Darío Schmunk trabaja en el club Círculo Alemán de Rosario, donde está a cargo de la escuela náutica. Es, además, un experimentado navegante a vela que conoce de cerca toda la cadena del sector, que va desde proveedores, entrenadores deportivos y personal de los clubes a empleados de paradores turísticos, lancheros y vendedores de equipamiento. “Con el agua en este nivel los clubes y guarderías dejan de prestar su servicio básico, que son las embarcaciones flotando. Es imposible dragar por debajo del nivel del río, y además es muy caro. No hay solución posible por ahora”, razonó. En promedio, un día de trabajo de algunas de las pocas firmas de dragado que operan en la zona cuesta entre 70.000 y 100.000 pesos.
El sector de los taxis náuticos y lancheros que cruzan turistas y habitantes de Rosario a las playas y paradores de las Islas, una actividad muy habitual en los meses de verano, es otro que ruega porque la bajante llegue a su fin. Federico Clérico, con diez años de experiencia en el rubro, contó que el menor cauce impide navegar por muchos lugares que eran habituales: “tengo que explicar que se puede pasear menos porque no se puede llegar a los lugares habituales ni meterse en lagunas ni riachos.
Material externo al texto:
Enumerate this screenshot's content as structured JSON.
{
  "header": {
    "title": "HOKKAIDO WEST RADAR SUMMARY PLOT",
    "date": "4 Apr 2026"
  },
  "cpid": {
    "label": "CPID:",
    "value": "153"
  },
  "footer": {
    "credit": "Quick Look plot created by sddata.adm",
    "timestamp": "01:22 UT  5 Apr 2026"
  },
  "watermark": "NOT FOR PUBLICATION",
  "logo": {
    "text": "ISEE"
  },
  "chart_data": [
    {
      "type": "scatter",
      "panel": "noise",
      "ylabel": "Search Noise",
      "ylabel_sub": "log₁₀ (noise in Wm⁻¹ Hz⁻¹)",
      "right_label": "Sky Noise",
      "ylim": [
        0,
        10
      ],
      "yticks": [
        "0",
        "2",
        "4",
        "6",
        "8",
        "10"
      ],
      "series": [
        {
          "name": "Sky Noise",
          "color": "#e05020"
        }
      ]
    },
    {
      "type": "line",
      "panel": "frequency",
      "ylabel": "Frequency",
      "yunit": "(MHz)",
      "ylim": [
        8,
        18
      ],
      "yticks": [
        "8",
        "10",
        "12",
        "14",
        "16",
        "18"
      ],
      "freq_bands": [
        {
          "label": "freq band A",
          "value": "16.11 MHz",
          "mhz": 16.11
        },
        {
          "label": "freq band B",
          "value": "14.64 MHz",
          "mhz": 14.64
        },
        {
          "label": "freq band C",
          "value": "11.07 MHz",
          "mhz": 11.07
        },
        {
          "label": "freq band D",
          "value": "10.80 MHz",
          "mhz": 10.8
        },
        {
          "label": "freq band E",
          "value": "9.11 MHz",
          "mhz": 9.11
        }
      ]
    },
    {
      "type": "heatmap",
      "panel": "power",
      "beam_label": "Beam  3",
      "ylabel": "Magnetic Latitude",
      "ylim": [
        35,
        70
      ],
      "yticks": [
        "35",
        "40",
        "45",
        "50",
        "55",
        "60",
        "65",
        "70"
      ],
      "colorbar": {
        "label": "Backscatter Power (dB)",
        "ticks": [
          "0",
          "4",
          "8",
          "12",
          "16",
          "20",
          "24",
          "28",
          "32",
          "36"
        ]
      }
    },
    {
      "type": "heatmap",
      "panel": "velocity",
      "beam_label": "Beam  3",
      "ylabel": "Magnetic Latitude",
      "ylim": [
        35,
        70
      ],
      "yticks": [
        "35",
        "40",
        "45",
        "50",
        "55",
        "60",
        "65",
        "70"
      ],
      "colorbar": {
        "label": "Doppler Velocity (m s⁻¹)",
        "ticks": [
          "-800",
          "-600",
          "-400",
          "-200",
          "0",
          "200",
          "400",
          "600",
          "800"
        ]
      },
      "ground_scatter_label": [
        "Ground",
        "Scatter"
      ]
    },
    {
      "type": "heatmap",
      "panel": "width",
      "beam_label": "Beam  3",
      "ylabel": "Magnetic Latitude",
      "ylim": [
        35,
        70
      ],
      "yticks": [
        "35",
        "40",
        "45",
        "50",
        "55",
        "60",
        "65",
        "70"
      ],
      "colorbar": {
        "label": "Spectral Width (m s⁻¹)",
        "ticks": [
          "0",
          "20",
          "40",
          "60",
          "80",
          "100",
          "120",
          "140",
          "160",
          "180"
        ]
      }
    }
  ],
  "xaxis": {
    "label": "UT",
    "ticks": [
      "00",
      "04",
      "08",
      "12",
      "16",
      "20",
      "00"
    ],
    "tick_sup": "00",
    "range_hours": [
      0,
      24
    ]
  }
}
Casi no se puede entrar a las Islas, ya, y vamos para el tercer verano seguido sin agua”.
Con el trabajo a media máquina, Clérico tuvo que salir a completar su jornada laboral con otras tareas en algunos de los muchos puertos agroexportadores de la zona, siempre en relación con el traslado de personas en el río. “Somos un sector que casi no recibió ayuda”, reclama, al tiempo que se lamenta de que no se hayan hecho algunos trabajos de dragado a tiempo para despejar los accesos a en la zona del Delta medio. “Las consecuencias están a la vista. Ya casi no podemos trabajar”.
¿Cuál es la solución a esto? Isleños, pescadores, navegantes y gente del río responden lo mismo: que llueva en Brasil, allí donde el Paraná se nutre de agua y comienza su largo camino hasta el río de La Plata. Hasta que eso ocurra, no antes del verano, sólo queda esperar.